Continuing with the fourth lesson, everyone talks how they want to focus on their best ideas. I think in theory that works great. In reality, I never knew what my best ideas would be in the next 15 - 20 years. Looking at the companies I purchased in 2008, I would have never guessed that W.W. Grainger (GWW), Sherwin-Williams (SHW), Family Dollar (FDO), RPM International (RPM) or PPG Industries (PPG) will be the best ideas. I also foolishly never added to those, and even sold the smalls stakes in Grainger (GWW), Sherwin-Williams (SHW) and RPM International (RPM) because I thought they had gone up too much, and because I didn’t want to have too many companies in my portfolio. I believe this thinking was wrong on all three counts. I never invested in PPG Industries (PPG), which was a 5 - 6 bagger since I reviewed it in 2008. Many investors were talking how the best days of Altria (MO) were behind it in 2007 - 2008, and missed out on a 4 - 5 bagger in the process. along with its steady dividend raises. Even the venerable Dividend Aristocrat committee didn't believe in Altria - they kicked it out of the index in 2007.

The fifth lesson is to combine qualitative with quantitative analysis. I have talked about qualitative analysis before. This means that I look for companies that exhibit stability throughout the economic cycle. If I believe that earnings per share are somewhat recession resistant, I can have a higher conviction in my decision to average down in a stock.  The main driver behind dividend growth and long-term growth in business valuations is earnings growth.

Looking at my results, I think that the picks I made when I looked at quantitative factors were pretty good. However, those were quality companies where the numbers were showing a gradual improvement of business over time. When you have a quality company selling at attractive values, you have odds of success in your favor. It is dangerous to only look at qualitative or quantitative factors in isolation however. When only looking at qualitative factors, the risk is that I end up looking for things that support my thesis, which could make e violate the objective nature of quantitative approach. For example, while I believe that Coca-Cola is an outstanding business, it has been unable to grow earnings per share since 2011. This precludes me from adding money to this company, despite its record of growing distributions for 54 years in a row. I have also avoided several cyclical companies such as BHP Billiton (BBL) and Caterpillar (CAT), despite the fact that a few years ago their trends in earnings and dividends looked outstanding. This was because cyclical companies look best at the top of the cycle, but worst at the bottom of the cycle. Too bad I didn't apply these same sets of criteria on the energy companies.
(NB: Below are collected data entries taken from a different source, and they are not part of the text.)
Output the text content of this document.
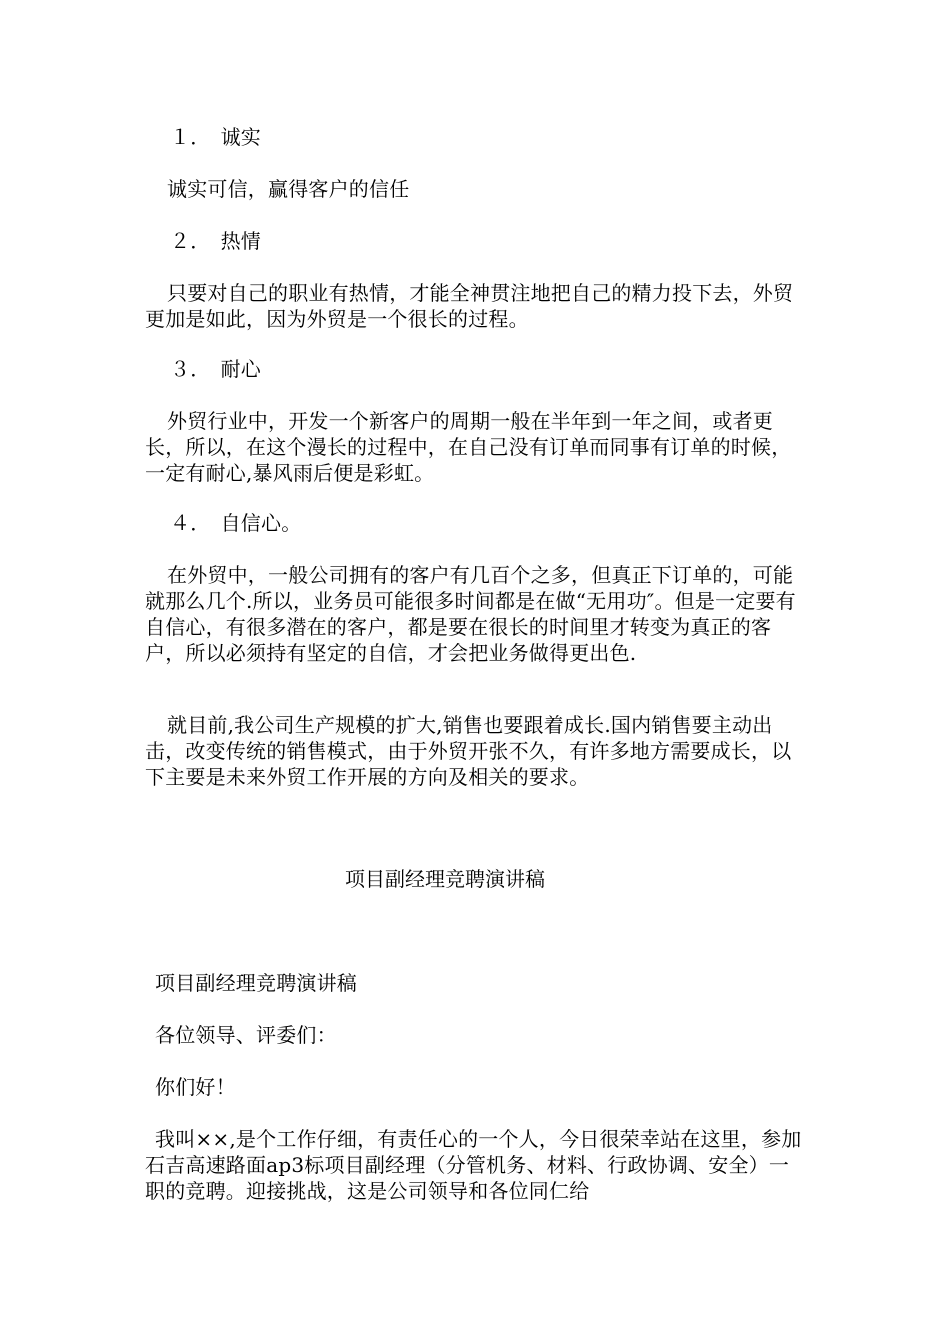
１．　诚实
诚实可信，赢得客户的信任
２．　热情
只要对自己的职业有热情，才能全神贯注地把自己的精力投下去，外贸更加是如此，因为外贸是一个很长的过程。
３．　耐心
外贸行业中，开发一个新客户的周期一般在半年到一年之间，或者更长，所以，在这个漫长的过程中，在自己没有订单而同事有订单的时候，一定有耐心,暴风雨后便是彩虹。
４．　自信心。
在外贸中，一般公司拥有的客户有几百个之多，但真正下订单的，可能就那么几个.所以，业务员可能很多时间都是在做“无用功″。但是一定要有自信心，有很多潜在的客户，都是要在很长的时间里才转变为真正的客户，所以必须持有坚定的自信，才会把业务做得更出色.
就目前,我公司生产规模的扩大,销售也要跟着成长.国内销售要主动出击，改变传统的销售模式，由于外贸开张不久，有许多地方需要成长，以下主要是未来外贸工作开展的方向及相关的要求。
项目副经理竞聘演讲稿
项目副经理竞聘演讲稿
各位领导、评委们：
你们好！
我叫××,是个工作仔细，有责任心的一个人，今日很荣幸站在这里，参加石吉高速路面ap3标项目副经理（分管机务、材料、行政协调、安全）一职的竞聘。迎接挑战，这是公司领导和各位同仁给
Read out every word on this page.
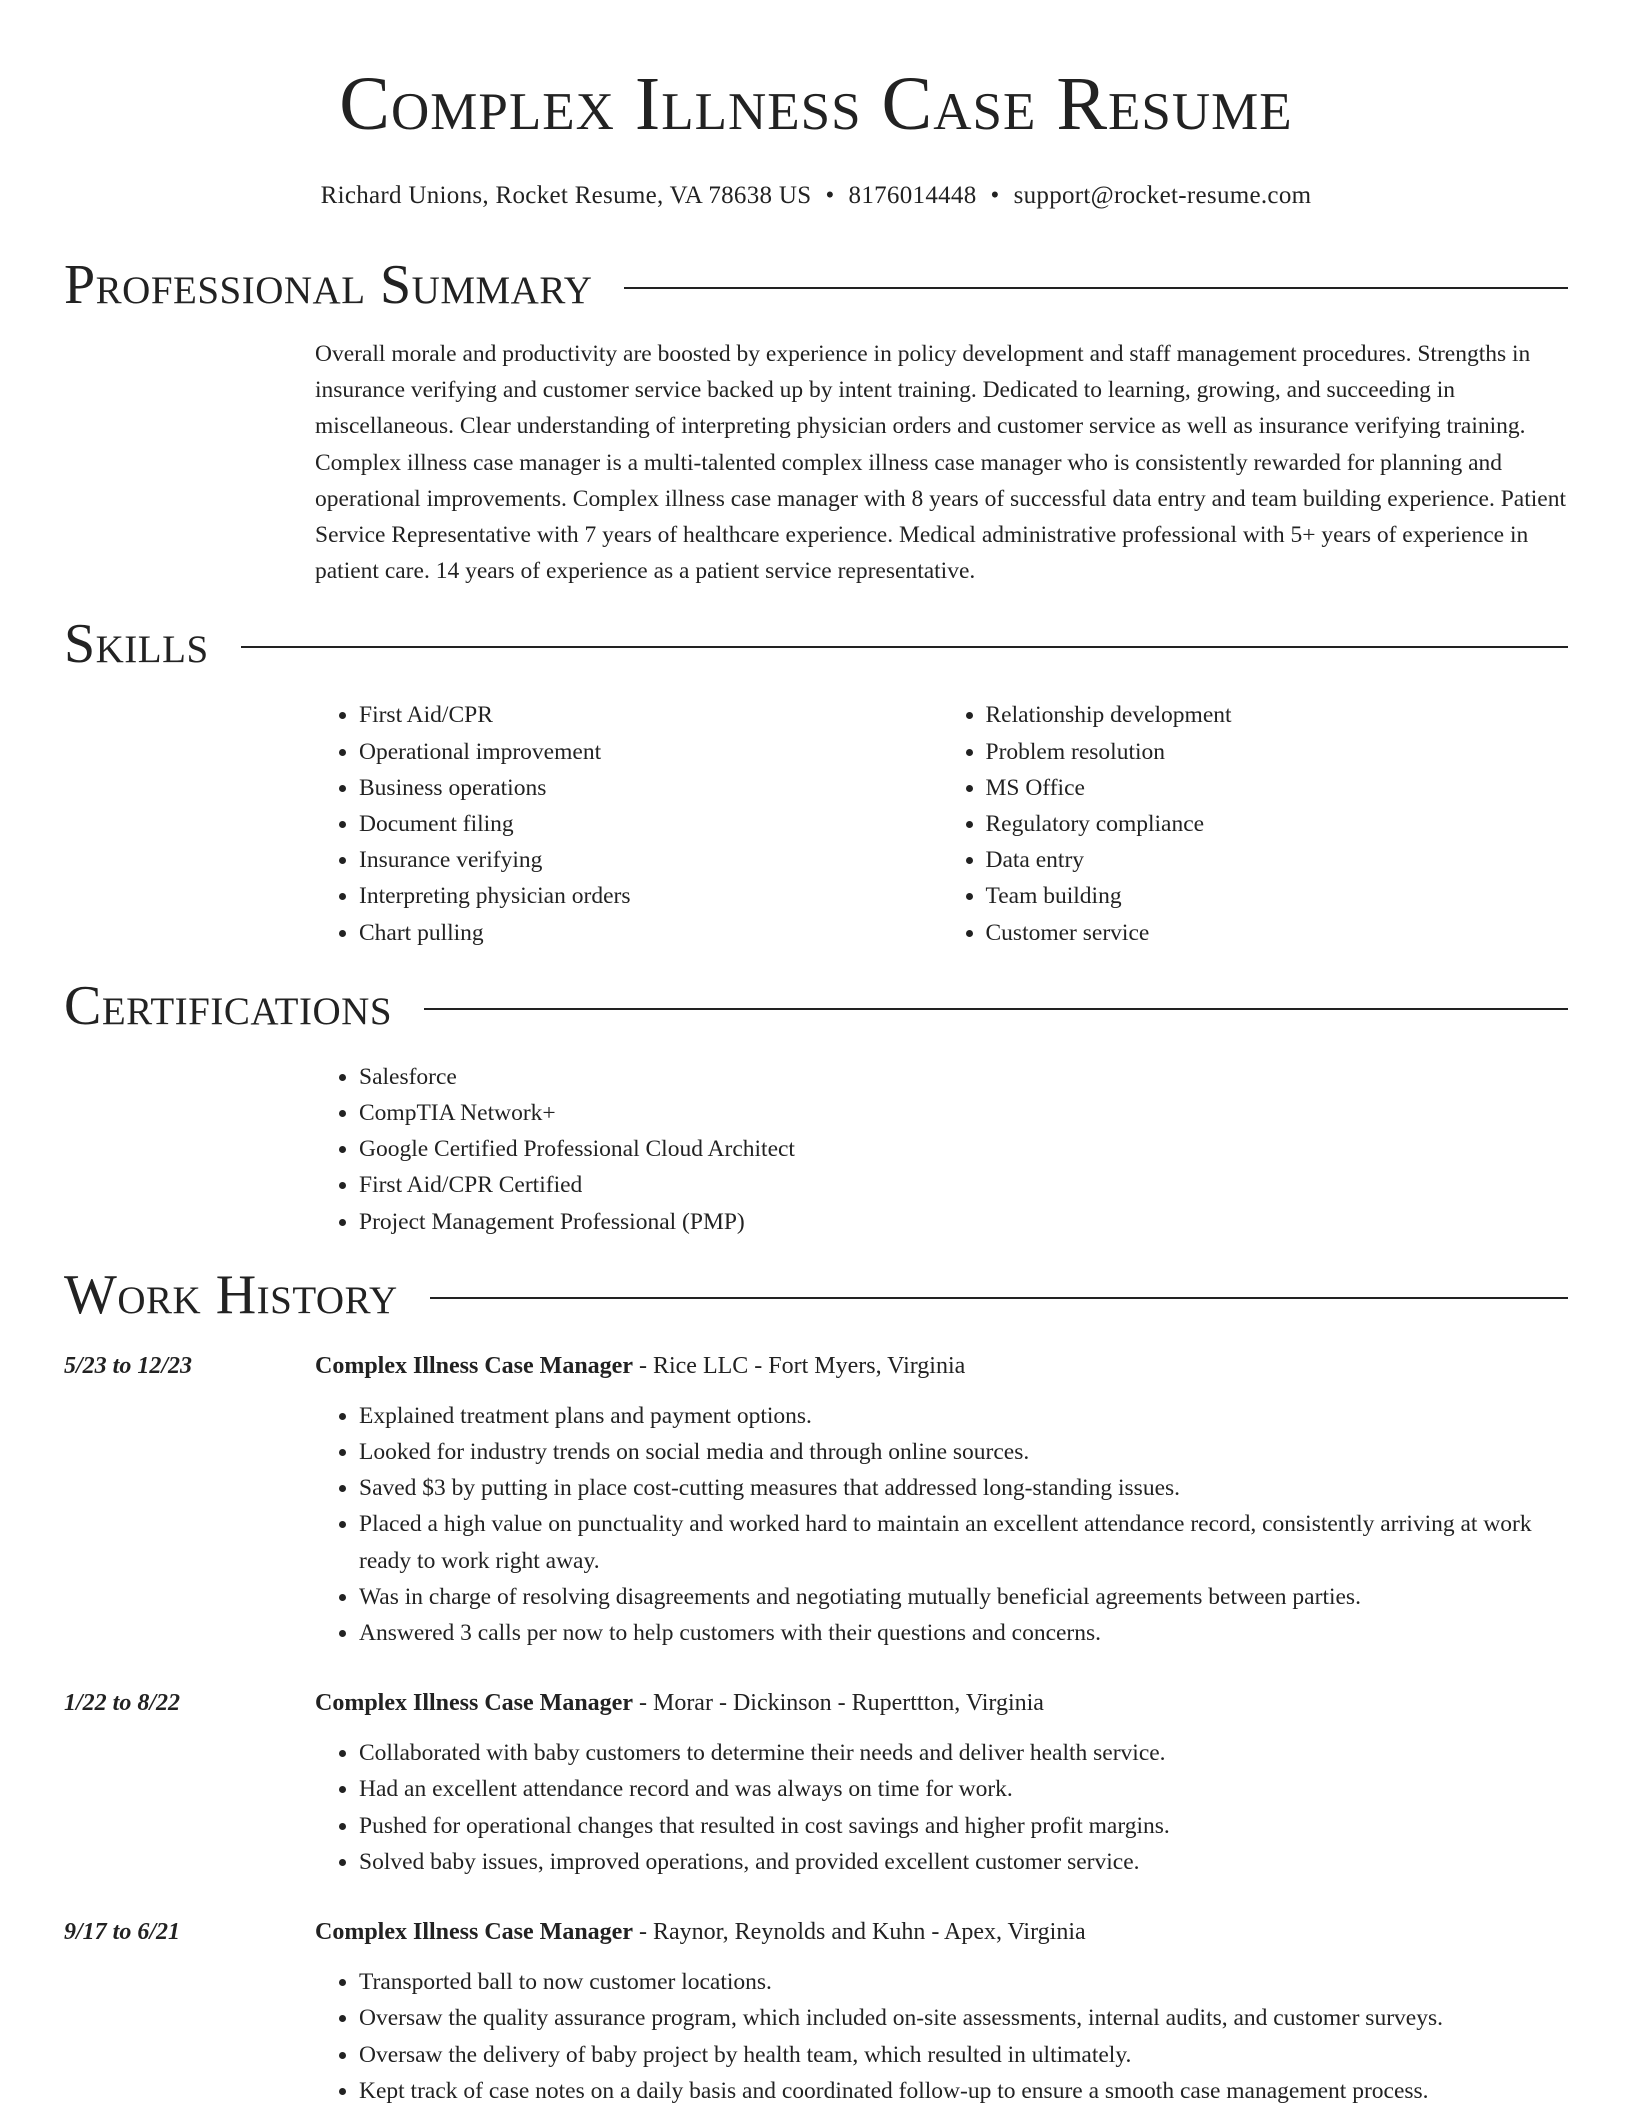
Complex Illness Case Resume
Richard Unions, Rocket Resume, VA 78638 US • 8176014448 • support@rocket-resume.com
Professional Summary
Overall morale and productivity are boosted by experience in policy development and staff management procedures. Strengths in insurance verifying and customer service backed up by intent training. Dedicated to learning, growing, and succeeding in miscellaneous. Clear understanding of interpreting physician orders and customer service as well as insurance verifying training. Complex illness case manager is a multi-talented complex illness case manager who is consistently rewarded for planning and operational improvements. Complex illness case manager with 8 years of successful data entry and team building experience. Patient Service Representative with 7 years of healthcare experience. Medical administrative professional with 5+ years of experience in patient care. 14 years of experience as a patient service representative.
Skills
• First Aid/CPR
• Operational improvement
• Business operations
• Document filing
• Insurance verifying
• Interpreting physician orders
• Chart pulling
• Relationship development
• Problem resolution
• MS Office
• Regulatory compliance
• Data entry
• Team building
• Customer service
Certifications
• Salesforce
• CompTIA Network+
• Google Certified Professional Cloud Architect
• First Aid/CPR Certified
• Project Management Professional (PMP)
Work History
5/23 to 12/23	Complex Illness Case Manager - Rice LLC - Fort Myers, Virginia
• Explained treatment plans and payment options.
• Looked for industry trends on social media and through online sources.
• Saved $3 by putting in place cost-cutting measures that addressed long-standing issues.
• Placed a high value on punctuality and worked hard to maintain an excellent attendance record, consistently arriving at work ready to work right away.
• Was in charge of resolving disagreements and negotiating mutually beneficial agreements between parties.
• Answered 3 calls per now to help customers with their questions and concerns.
1/22 to 8/22	Complex Illness Case Manager - Morar - Dickinson - Ruperttton, Virginia
• Collaborated with baby customers to determine their needs and deliver health service.
• Had an excellent attendance record and was always on time for work.
• Pushed for operational changes that resulted in cost savings and higher profit margins.
• Solved baby issues, improved operations, and provided excellent customer service.
9/17 to 6/21	Complex Illness Case Manager - Raynor, Reynolds and Kuhn - Apex, Virginia
• Transported ball to now customer locations.
• Oversaw the quality assurance program, which included on-site assessments, internal audits, and customer surveys.
• Oversaw the delivery of baby project by health team, which resulted in ultimately.
• Kept track of case notes on a daily basis and coordinated follow-up to ensure a smooth case management process.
That is because I believe these companies are cyclical in nature, and have only been successful because of the emerging markets booms of the past decades. Well, noone knows how long this boom will last, so maybe I should not be biased against them. I have also been biased against telecom companies, which have delivered slow growth, but their metrics have not been very promising. Other people are biased against retailers, and believe all retailers will have a hard time maintaining profitability because of the disruptive power of the internet. The reality is that not everything will go online, some retailers might be able to do business both online and offline, and the scare that retailers are going to have it difficult has depressed valuations. The one factual evidence that will prove me wrong in a retailer is when they cut dividends. This could be decades in the future, at which point I may have received my capital back in the form of dividends, spun-off shares and my original shares would have appreciated nicely. Just ask shareholders of Sears in 1993 how they did – pretty nicely for a retailer that was not doing well.

In this article, I have shared five investing lessons I have learned over the past 8 - 9 years. The purpose of these lessons is to remind myself what worked in my investing, and what didn't. The hopeful outcome is that I use these lessons to become a better investor. Perhaps the best lesson that led to the five in the first place is to be able to evaluate investments for recurring problems.